Katz: First Thoughts On Trump In Indy
GOP Presidential front-runner Donald Trump made a stop in Indy to being his campaign for #Primary500, the Indiana primary which takes place on May 3rd.
He spoke to over 2000 people at the Indiana State Fairgrounds, where he gave a speech that can only be described as rambling and unfocused. And, it would seem, that his supporters don't mind in the slightest.
I tried to take notes throughout, but the level of repetition was so great that my notes ended up being copies of notes I took five minutes earlier. Watching this speech was like being in a real-life version of Groundhog Day.
Trump came out to thunderous applause, and wasted no time in calling people names; Crooked Hillary (Clinton) and Lyin Ted (Cruz.) I will say I was surprised to hear Trump edge toward a claim that Sen. Cruz isn't serious about his faith. He said (paraphrasing) Cruz is lying every time he puts down the Bible. I havent heard that previously. It stood out to me.
Trade and military were his two biggest talking points. On trade , Trump said our country is in trouble if, "...we don't get smart, very very quickly, on trade. On defense. We have to build our country big. Powerful." No one is surprised by this; pushing on trade, in the wake of Carrier's decision to leave Indiana, had to be point number one.
What was surprising was that he moved off it quickly, pivoting to national defense. "We're going to build up our military. And, by the way, we're going to take care of our veterans, because they have not been taken care of properly."
He comes back to Carrier, saying (of their move to Mexico) when they want to sell in the United States, "We're going to say, sorry folks. We're gonna charge you a 35% tax after what you did." Trump is focused on tarrifs. It gets big applause, and cheers from the audience. I was left wondering if he has thought through the economic impact of such taxes, and whether he can get any passed by Congress.
Trump almost mentioned his meeting with Gov. Mike Pence, but a protester caught his attention and he shifted focus. Again.
His attention in this speech was non-existent. Half sentences, unfinished thoughts, random outbursts; all were common place. One would make a tourette's joke, but that would be an unwarranted attack on tourettes' sufferers.
He talked coal and steel, saying we're going to bring back steel to Indiana in a big way.
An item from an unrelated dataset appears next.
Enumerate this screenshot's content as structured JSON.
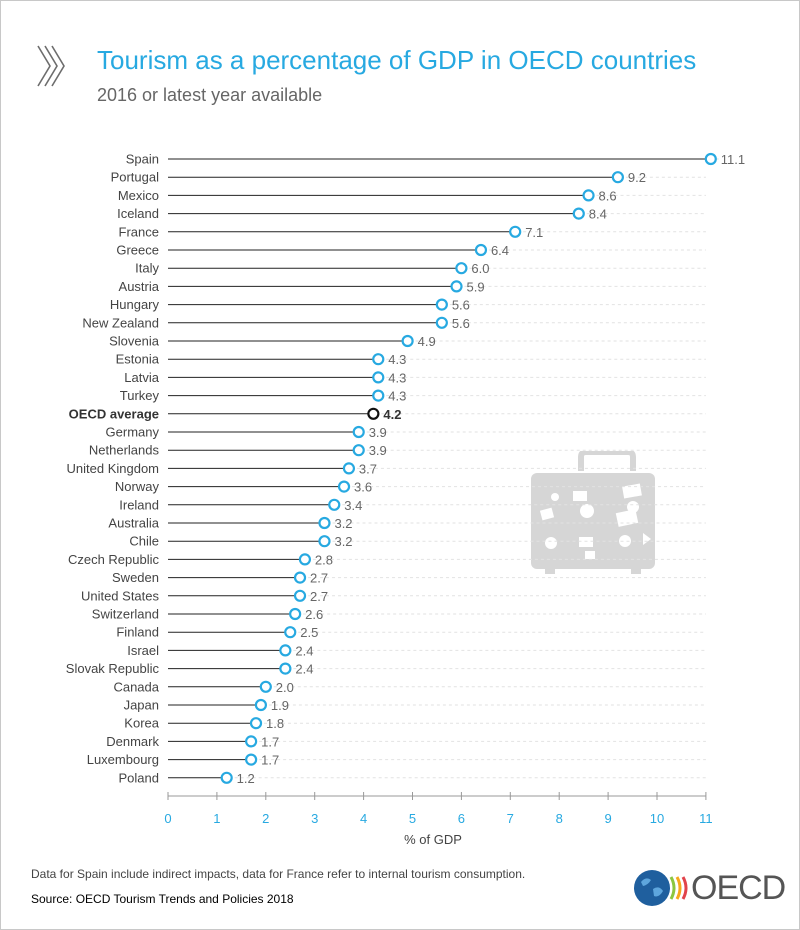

It's odd to hear him talk about jobs leaving Indiana, when Indiana has a lot of economic growth. But, he should get credit for making mention of coal, which is a big story here. Pence's battles with the EPA are far from over.
(It should also be noted that Trump is also the only candidate who repeatedly talks about Carrier. The loss of 1400 jobs to Mexico has been big news here, and a source of frustration for Hoosiers and elected officials.)
But his talk of coal and steel didn't last long. In a span of less than five minutes, Trump talked about police treatment in the US, coal, steel, China and problems with drugs.
Focus level = not applicable.
Trump came back to Carrier, asking if anyone in the audience worked there. He finds two people with more than two decades at Carrier. It's a perfect moment to speak to them directly, as if he's speaking to all Carrier employees, about how he can help them if they elect him. But he doesn't stick with this conversation; he moves on to the delegate system.
This was the most informative part of his speech. Trump talked about the crooked system, about his issues with delegates. He complains that both the GOP, and the Democrats, both have a crooked system in choosing delegates, and selecting a nominee. He makes the claim that the only way to beat the system is to be a part of the Trump "movement."
This was his first admission that Indiana matters, and matters a lot. He seems to know that he needs the win in Indiana to get the nomination in the first round. He might be aware, if only for the first time, that if he doesn't win on the first ballot, he might not get the nomination.
Everything else was a rehash, and a repeat, of what he said earlier. Mentions of NATO and "radical Islamic terrorism" were sprinkled between the continual mentions of China, and the military. He had multiple mentions of clean coal, with no details of plants, costs nor the EPA.
He goes back to "The Wall," Carrier, and tarrifs: "You're gonna pay a damn tax when you leave this country and sell your product...If I was in office right now, Carrier would not be leaving Indiana."
Trump reiterates how Indiana is going to be very important. "We have a movement going on....We don't want to be taken advantage of, both militarily and economically."
Trump ended his talk by returning to his favorite talking point - "We don't win anymore." He tells the crowd that, "...everything is going to be a win. And when (you) cast that vote for Donald Trump, we start to win again. Remember - Make America Great Again!"
In the end, his speech didn't move any undecideds. It was meant solely as a way to excite his base. He did that, and not much else.